Und wie sollte das jetzt gehen? Echte Torgefahr hatten die Schwarzgelben bislang nicht ausgestrahlt. Einen Lattentreffen von Hazard gab es in Halbzeit eins zu notieren – sonst war wirklich nichts Zwingendes auf dem Chancenzettel. Doch der BVB drängte plötzlich energisch. Setzte sich tatsächlich im Gäste-Strafraum fest. Zunächst traf Sancho die Kugel nicht richtig und Torhüter Sommer konnte parieren. Doch die Schwarzgelben setzten nach, schnürten die Gladbacher hinten ein. Schließlich nahm Brandt am Strafraumeck den Ball, lief zwei Schritte und zog einfach mal ab. Mit Glück rutschte der Ball von gleich zwei Abwehrbeinen abgefälscht unten rechts rein. 1:1 nur sechs Minuten nach der Führung. Die Verlängerung war also schon mal in Sicht.
Allerdings wollte der BVB mehr. Der nächste Angriff rollte auf den Gladbacher Strafraum zu. Weigl bediente Brandt, der wunderbar mit doppeltem Hackentrick den Ball zum gerade eingewechselten Götze weiterleitete. Der legte nach rechts auf Hazard. Der Belgier ließ einen Verteidiger ins Leere laufen und hob den Ball gefühlvoll an den Fünf-Meter-Raum. Dort stieg Brandt unbedrängt hoch und platzierte den Kopfball links unten. Der sah gar nicht einmal wuchtig aus, war aber so gut platziert, dass Sommer nicht mehr herankam. Zwei Minuten brauchte Brandt um das Spiel zu drehen.

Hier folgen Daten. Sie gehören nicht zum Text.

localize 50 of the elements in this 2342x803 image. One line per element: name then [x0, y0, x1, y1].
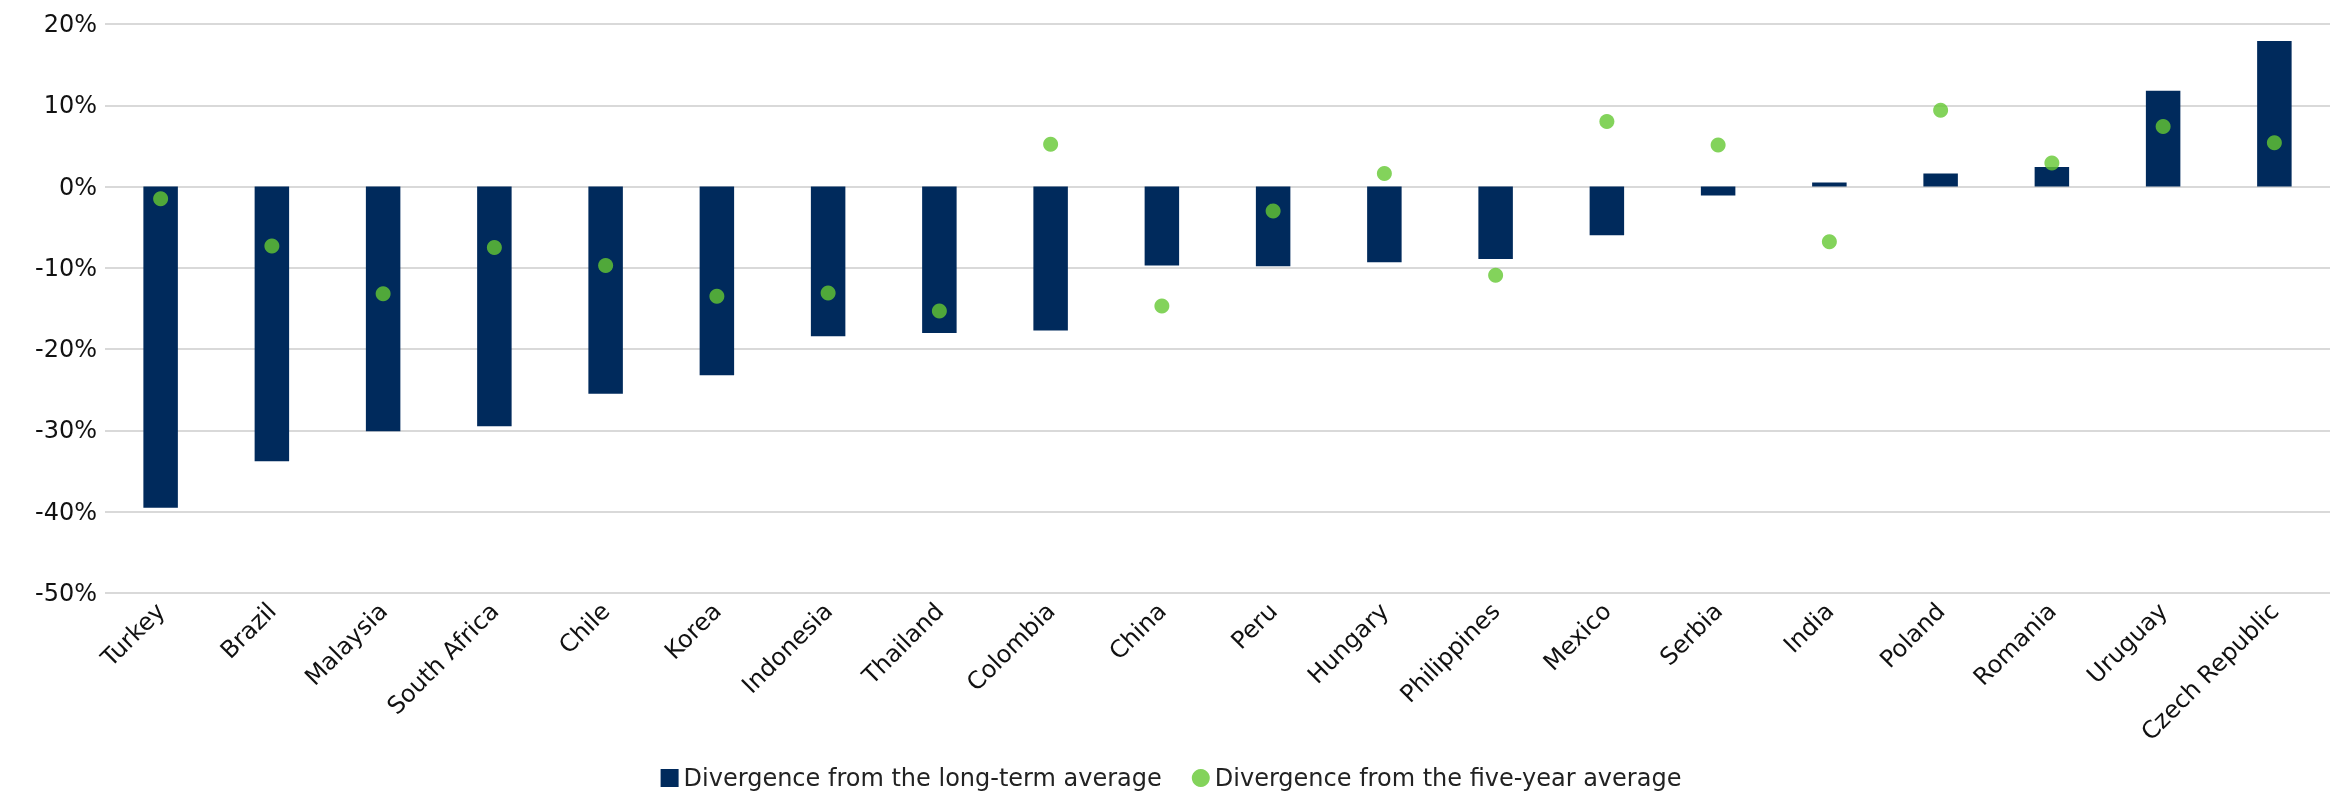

Die Südtribüne tobte, Trainer Favre griff sich während des Jubels an den hinteren Oberschenkel – verletzt. Das wird er verschmerzen können.
Die letzten zehn Minuten waren hektisch, einige Spieler und Trainer Rose waren aufgeregt – Rose sah wieder einmal die Rote Karte wegen Meckerns. Doch der BVB hielt das 2:1 und darf sich aufs Pokal-Achtelfinale freuen. Freuen darf man sich auch über die Leistung, den Biss der Mannschaft. In der Abwehr machten Zagadou und Akanji ein gutes Spiel. Vor allem der junge Franzose, den Favre ja zumeist verschmäht, strahlte je länger das Spiel dauerte, wieder eine Bärenruhe aus. Und vorn wurde endlich einmal wieder getroffen, nach den zwei Nullnummern gegen Inter und die Blauen. Zweimal hintereinander zuhause den Tabellenführer bezwungen – das sollte der Mannschaft helfen.
Am Samstag kommt mit Wolfsburg der nächste starke Gegner, dann kommt Inter und dann geht es zu den Bayern. Da kann das Team ein bisschen Selbstvertrauen durchaus gebrauchen.